В теплой беседе с паном Парчевским, близким другом по зеленому столу, он наобещал ему с три короба.
– Будем работать вместе, как два компаньона. Я имею великолепные связи с золотоприисковым миром. Подберем опытных служащих и раздуем кадило так, что ваш Громов треснет от зависти.
Инженер Парчевский развесил уши, опять потонул в заманчивых мечтах и кончать командировку медлил. Он предпочитал вернуться не служилой сошкой, а полноправным хозяином выгодного дела, где все будет поставлено на гуманных началах, где рабочим предоставятся широкие права на человеческое существование. Пусть пани Нина посравнит условия труда рабочих у них и у себя, пусть сделает из этого соответственные выводы: она, может быть, найдет тогда возможным порвать жизнь с мужем и вступить с своими капиталами в незапятнанную фирму «Парчевский, Приперентьев и компания». А в дальнейшем, надо полагать, офицеришка сопьется; тогда, пожалуй, можно будет офицеришке и «киселя под зад».
Нина получает от Парчевского четвертое письмо, но с ответом медлит, писать не хочет.
Меж тем подходила Масленица.
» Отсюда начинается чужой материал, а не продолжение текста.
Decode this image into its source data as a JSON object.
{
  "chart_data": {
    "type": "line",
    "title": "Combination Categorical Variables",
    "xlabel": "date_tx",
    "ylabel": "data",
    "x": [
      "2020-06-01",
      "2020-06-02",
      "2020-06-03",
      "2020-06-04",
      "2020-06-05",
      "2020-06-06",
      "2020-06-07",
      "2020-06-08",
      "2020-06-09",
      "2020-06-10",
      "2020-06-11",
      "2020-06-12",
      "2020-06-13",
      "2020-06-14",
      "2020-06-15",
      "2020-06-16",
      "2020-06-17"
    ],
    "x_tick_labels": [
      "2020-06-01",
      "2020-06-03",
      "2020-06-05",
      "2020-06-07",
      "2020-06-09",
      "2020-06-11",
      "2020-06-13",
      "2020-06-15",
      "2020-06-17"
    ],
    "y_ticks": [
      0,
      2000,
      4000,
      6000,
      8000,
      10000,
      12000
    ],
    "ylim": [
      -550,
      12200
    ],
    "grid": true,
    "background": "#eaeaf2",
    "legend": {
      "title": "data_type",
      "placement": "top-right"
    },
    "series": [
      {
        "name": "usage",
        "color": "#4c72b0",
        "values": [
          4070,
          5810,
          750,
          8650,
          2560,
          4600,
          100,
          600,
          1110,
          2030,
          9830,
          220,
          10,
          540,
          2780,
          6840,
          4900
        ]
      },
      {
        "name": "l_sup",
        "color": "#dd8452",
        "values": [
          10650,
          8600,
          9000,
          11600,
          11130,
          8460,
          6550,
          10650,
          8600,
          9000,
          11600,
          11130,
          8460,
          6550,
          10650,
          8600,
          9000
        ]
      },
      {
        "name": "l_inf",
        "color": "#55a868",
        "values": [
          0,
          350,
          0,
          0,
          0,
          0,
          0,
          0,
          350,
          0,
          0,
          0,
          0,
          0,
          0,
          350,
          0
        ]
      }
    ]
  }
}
Дни стали лучезарны, кругом звенит капель. А ночами все небо в звездах, и расслабевший Дед Мороз, предчувствуя скорую свою кончину, старается напоследок щипануть людишек то за уши, то за нос.
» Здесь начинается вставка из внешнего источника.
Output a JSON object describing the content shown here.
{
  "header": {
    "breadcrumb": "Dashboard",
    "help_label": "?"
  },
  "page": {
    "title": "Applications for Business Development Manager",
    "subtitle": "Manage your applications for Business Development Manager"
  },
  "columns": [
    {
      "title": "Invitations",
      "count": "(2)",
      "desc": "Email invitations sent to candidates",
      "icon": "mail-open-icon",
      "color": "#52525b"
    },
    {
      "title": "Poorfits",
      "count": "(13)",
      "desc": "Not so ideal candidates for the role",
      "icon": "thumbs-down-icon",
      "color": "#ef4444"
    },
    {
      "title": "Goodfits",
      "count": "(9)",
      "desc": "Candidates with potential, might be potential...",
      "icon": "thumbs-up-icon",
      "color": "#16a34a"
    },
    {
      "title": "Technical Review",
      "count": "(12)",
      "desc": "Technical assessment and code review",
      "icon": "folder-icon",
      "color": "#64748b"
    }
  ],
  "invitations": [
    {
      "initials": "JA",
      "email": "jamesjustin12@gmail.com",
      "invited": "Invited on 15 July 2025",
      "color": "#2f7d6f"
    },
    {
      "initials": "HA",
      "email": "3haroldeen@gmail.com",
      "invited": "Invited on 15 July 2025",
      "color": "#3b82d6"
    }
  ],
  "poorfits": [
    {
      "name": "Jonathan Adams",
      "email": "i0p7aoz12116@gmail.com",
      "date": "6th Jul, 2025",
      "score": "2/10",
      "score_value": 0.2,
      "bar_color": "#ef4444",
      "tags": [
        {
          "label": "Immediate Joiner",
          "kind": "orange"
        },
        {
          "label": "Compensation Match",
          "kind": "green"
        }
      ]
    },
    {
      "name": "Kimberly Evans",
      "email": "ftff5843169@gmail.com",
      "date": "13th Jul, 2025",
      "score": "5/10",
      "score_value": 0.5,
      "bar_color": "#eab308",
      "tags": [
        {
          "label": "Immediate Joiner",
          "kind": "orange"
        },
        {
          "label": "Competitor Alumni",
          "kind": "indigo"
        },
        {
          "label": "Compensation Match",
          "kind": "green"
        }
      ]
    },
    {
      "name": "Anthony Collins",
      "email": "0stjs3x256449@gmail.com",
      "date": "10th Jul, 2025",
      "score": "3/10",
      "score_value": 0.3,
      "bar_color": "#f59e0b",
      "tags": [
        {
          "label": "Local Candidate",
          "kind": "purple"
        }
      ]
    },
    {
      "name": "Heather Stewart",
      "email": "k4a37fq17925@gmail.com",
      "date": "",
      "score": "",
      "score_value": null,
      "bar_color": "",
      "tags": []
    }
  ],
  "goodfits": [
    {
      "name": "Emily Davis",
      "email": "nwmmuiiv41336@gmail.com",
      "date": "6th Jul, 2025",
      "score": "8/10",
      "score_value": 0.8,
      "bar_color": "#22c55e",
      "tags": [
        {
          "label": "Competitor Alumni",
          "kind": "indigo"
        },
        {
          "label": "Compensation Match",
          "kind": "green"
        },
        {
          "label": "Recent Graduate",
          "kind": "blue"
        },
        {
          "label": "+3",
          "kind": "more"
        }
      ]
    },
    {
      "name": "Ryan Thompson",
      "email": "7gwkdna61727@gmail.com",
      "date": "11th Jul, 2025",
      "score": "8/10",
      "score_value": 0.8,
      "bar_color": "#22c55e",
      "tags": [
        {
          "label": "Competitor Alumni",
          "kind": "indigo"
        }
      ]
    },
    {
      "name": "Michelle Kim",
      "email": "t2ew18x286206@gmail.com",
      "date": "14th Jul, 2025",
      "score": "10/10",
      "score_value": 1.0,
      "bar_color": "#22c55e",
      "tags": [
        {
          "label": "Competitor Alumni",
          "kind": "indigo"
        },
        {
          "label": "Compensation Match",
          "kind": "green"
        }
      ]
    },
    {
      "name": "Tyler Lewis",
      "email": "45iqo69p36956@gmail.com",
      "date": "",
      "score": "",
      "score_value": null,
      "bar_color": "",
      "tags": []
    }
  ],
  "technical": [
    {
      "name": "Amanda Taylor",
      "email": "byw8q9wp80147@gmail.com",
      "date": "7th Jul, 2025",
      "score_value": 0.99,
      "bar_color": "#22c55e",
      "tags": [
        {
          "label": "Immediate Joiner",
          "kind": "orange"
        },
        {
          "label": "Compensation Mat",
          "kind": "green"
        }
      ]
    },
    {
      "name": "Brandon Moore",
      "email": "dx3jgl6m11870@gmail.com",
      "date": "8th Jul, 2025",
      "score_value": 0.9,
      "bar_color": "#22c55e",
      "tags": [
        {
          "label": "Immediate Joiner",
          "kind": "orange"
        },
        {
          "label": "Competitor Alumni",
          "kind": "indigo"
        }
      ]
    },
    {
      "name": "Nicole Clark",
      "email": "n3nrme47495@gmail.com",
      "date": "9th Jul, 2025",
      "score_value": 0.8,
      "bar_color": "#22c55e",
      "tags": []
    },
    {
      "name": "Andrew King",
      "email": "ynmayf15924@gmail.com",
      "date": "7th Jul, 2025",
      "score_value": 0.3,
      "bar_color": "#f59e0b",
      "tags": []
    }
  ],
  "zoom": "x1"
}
Масленица! Какое странное, полуязыческое слово. И каким полнокровным бытием, какой гаммой невинных чувств и наслаждений когда-то звучало оно для Нины-девушки. Блины, смех, тройки, музыка и плясы. Но все это безвозвратно отодвинулось в далекое ничто: теперь у Нины-женщины другие пути, другие задачи и желания.
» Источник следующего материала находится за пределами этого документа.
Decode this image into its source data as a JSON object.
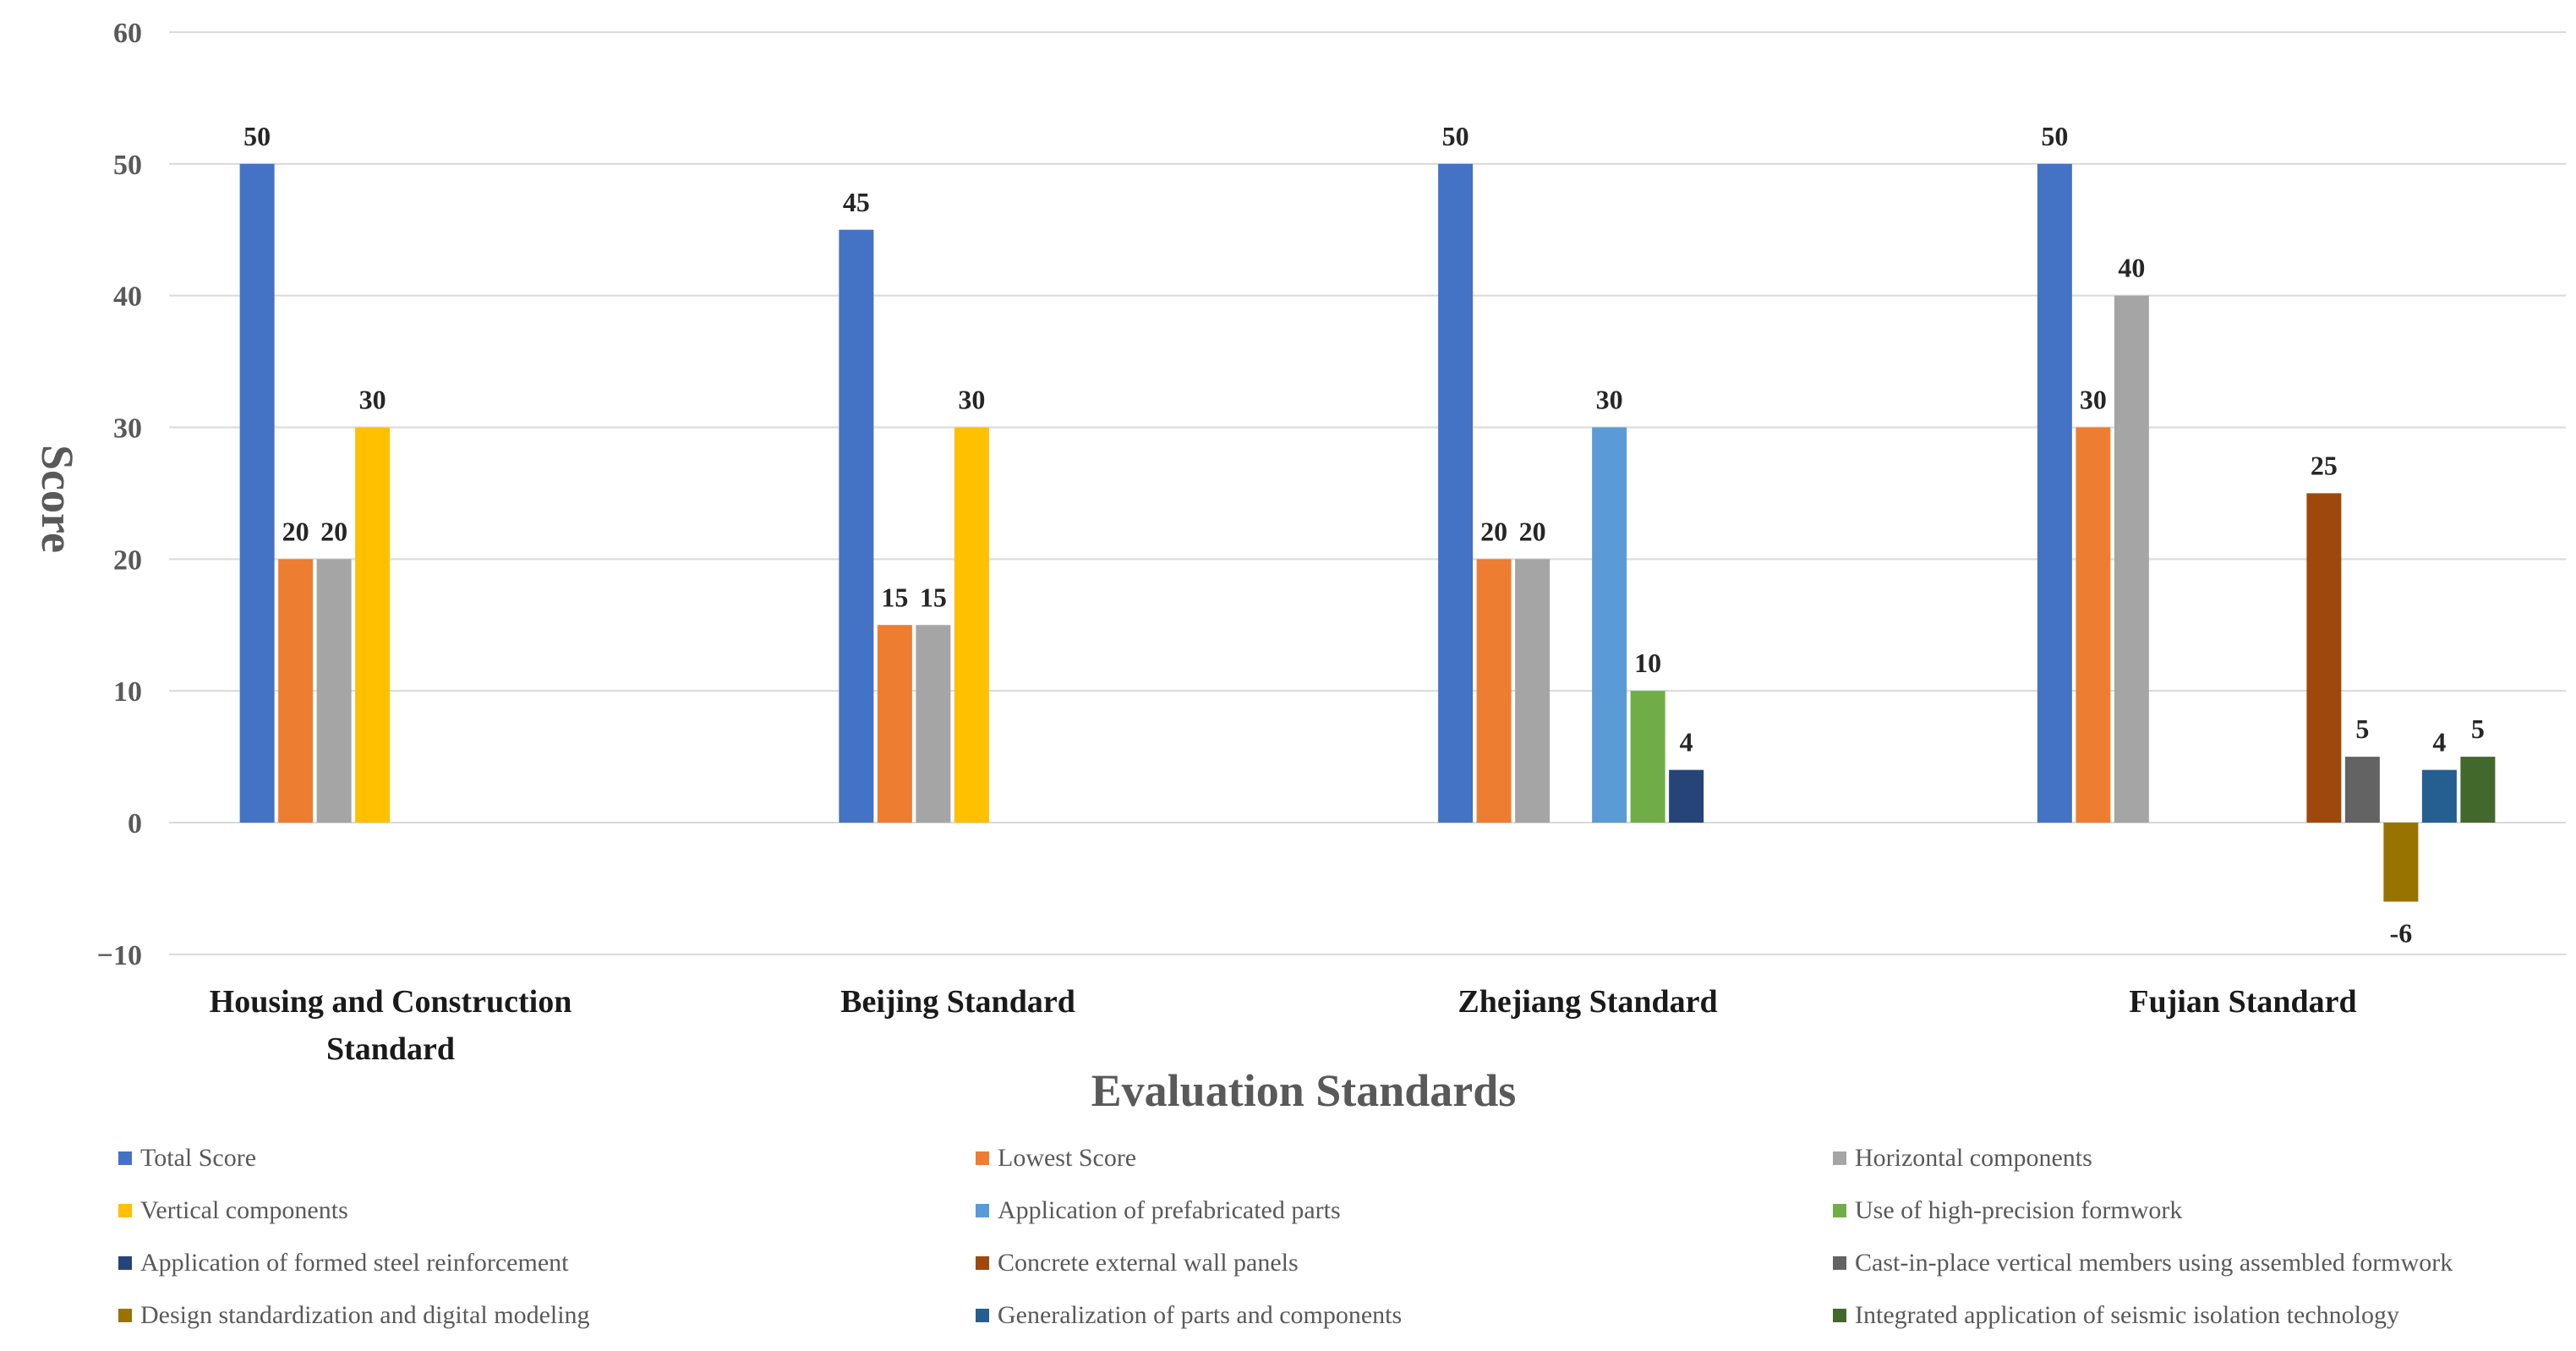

Иннокентий Филатыч писал ей, что доехал он благополучно, что маменька Нины жива-здорова, правда, печалится очень и ждет весной свою дочь к себе, что на могиле Якова Назарыча отслужил панихиду за упокой его души. Иннокентий Филатыч также сообщал, что из десяти торговых отделений по уезду он успел объехать с учетом только пять, все в полном порядке и благополучии, доверенные – народ весьма надежный. Что же касается денежных дел, то свободной наличности в банке оказалось немного – всего двести семьдесят пять тысяч, из коих сто тысяч, по приказу Нины, он сегодня переводит ей. Три каменных городских дома, две лавки и три дачи по реке в бору требуют малого ремонта. Оба парохода и пять барж стоят на зимовке; они законтрактованы на всю навигацию министерством торговли и промышленности за шестьдесят тысяч. «Всего же наследства, совместно с прииском, покойный папенька Ваш, царство им небесное, Яков Назарыч, изволил оставить Вам, бесценнейшая Нина Яковлевна, по моим примерным подсчетам, так что больше двух миллиончиков».
Нина сразу почувствовала свою независимость и свой вес в жизни. Она вспомнила недавний разговор с многосемейным слесарем Провом: «Ты баба ладная, ты отколись от мужа, встань над ним, зачинай свое дело небольшое». Спасибо мудрому Прову на совете. Теперь она имеет крупные козыри в руках, чтоб бить любую карту мужа.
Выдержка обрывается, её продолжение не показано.